CRISPR Therapeutics Reports $581.6 Million Net Loss and Revenue Decline in 2025

CRISPR Therapeutics AG reported a net loss of $581.6 million for the year ended December 31, 2025, compared to a net loss of $366.3 million for the previous year. The company's total revenue decreased significantly to $3.5 million in 2025 from $37.3 million in 2024, primarily due to a substantial decrease in collaboration revenue from Vertex, which was $35.0 million in 2024. This decrease in revenue was partially offset by an increase in grant revenue, which rose to $3.5 million in 2025 from $2.3 million in 2024. The company's operating expenses increased to $668.1 million in 2025 from $503.9 million in 2024, driven by a $96.3 million expense related to acquired in-process research and development and a $92.8 million increase in collaboration expenses, net.

The increase in operating expenses was further influenced by a shift in the cost-sharing arrangement with Vertex for CASGEVY. In 2024, CRISPR Therapeutics exercised its option to defer specified costs under the CASGEVY program, which was not applicable in 2025, leading to a higher share of operating expenses. Research and development expenses decreased to $284.8 million in 2025 from $310.2 million in 2024, primarily due to decreased employee-related expenses and facility expenses, partially offset by increased sublicense and license fees. Other income, net, decreased to $86.6 million in 2025 from $103.9 million in 2024, mainly due to lower interest income earned on cash, cash equivalents, and marketable securities.

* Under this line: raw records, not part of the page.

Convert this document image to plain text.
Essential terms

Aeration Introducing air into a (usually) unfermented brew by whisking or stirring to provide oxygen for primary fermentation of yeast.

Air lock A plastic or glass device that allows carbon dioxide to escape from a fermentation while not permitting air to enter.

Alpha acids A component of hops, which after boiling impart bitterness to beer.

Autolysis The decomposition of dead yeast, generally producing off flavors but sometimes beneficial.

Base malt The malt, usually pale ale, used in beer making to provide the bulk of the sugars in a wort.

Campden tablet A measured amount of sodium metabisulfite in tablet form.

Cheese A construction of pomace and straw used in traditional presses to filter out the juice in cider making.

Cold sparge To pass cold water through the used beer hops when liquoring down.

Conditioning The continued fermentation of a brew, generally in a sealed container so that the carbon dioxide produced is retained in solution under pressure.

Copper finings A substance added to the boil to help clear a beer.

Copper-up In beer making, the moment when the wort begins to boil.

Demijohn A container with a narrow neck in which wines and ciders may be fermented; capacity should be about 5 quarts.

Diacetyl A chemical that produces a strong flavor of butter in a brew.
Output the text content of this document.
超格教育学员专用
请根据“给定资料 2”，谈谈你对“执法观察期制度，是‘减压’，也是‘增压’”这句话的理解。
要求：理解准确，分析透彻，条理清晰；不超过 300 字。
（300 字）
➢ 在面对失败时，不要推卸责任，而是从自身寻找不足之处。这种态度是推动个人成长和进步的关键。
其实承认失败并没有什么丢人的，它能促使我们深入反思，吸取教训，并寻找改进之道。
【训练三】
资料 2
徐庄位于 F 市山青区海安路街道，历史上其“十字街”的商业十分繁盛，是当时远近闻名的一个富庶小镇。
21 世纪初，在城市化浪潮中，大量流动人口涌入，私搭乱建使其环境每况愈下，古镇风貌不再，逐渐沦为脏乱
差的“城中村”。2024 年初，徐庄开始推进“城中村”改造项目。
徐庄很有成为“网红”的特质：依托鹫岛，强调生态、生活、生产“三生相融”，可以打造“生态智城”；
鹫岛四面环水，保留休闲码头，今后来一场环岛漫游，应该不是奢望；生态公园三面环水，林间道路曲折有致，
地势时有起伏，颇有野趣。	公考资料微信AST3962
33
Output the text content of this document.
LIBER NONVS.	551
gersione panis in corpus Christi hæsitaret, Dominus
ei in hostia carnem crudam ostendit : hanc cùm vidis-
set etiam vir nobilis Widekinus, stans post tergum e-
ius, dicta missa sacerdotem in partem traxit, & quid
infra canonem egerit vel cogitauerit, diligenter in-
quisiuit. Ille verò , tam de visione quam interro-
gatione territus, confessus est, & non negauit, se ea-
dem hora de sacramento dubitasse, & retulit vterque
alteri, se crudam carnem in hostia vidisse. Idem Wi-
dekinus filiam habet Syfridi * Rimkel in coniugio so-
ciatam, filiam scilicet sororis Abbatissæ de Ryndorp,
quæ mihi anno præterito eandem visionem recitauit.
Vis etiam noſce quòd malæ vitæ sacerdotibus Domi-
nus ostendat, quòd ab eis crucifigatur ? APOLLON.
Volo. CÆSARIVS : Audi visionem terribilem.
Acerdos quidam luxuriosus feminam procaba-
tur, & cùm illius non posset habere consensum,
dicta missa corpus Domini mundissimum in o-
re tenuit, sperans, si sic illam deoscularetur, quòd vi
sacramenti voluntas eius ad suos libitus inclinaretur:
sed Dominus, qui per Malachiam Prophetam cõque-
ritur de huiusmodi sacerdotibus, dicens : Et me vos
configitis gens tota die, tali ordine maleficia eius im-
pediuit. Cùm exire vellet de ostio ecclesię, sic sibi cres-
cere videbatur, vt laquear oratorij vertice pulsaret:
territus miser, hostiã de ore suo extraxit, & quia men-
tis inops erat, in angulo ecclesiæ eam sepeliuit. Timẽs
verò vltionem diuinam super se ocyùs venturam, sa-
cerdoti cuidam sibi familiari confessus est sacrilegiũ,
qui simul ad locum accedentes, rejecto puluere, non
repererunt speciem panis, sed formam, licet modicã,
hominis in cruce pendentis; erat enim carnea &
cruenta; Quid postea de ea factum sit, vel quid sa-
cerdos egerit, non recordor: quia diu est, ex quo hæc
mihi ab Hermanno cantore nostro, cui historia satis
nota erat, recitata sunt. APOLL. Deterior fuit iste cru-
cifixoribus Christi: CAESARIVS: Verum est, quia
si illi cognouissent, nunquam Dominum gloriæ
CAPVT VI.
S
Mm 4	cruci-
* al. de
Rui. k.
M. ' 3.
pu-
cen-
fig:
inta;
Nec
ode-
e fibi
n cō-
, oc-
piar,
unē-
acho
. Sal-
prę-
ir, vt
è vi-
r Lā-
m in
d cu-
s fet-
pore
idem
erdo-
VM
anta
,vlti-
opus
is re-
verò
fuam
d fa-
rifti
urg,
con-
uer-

Operationally, CRISPR Therapeutics continued to advance its pipeline, with key developments in its hemoglobinopathies, in vivo liver editing, siRNA-based programs, CAR T, and regenerative medicine franchises. CASGEVY, the company's lead program developed in collaboration with Vertex, received regulatory approvals in multiple regions for treating severe sickle cell disease and transfusion-dependent beta thalassemia. The company also progressed its in vivo liver editing programs, including CTX310, which is currently in a Phase 1b clinical trial, and advanced preclinical studies for CTX340, CTX321, and CTX460. The company's CAR T program saw continued advancement of zugocabtagene geleucel in clinical trials for autoimmune diseases and hematologic malignancies.

CRISPR Therapeutics' financial position remains strong, with cash, cash equivalents, and marketable securities totaling $1.98 billion as of December 31, 2025, compared to $1.90 billion as of December 31, 2024. The company expects these resources to fund its operating plan for at least the next 24 months. During 2025, the company issued and sold common shares under its at-the-market offerings, generating net proceeds of $397.3 million. The company also entered into a share issuance agreement with Sirius Therapeutics, issuing 1,842,105 common shares as partial consideration for a collaboration agreement.

Looking ahead, CRISPR Therapeutics plans to continue investing in its research and development programs, including advancing its clinical trials, expanding its manufacturing capabilities, and exploring new technologies. The company anticipates that its expenses will increase as it progresses its pipeline and prepares for potential commercialization activities. CRISPR Therapeutics' future success depends on its ability to obtain regulatory approvals for its product candidates, achieve market acceptance, and effectively compete in the rapidly evolving biotechnology industry.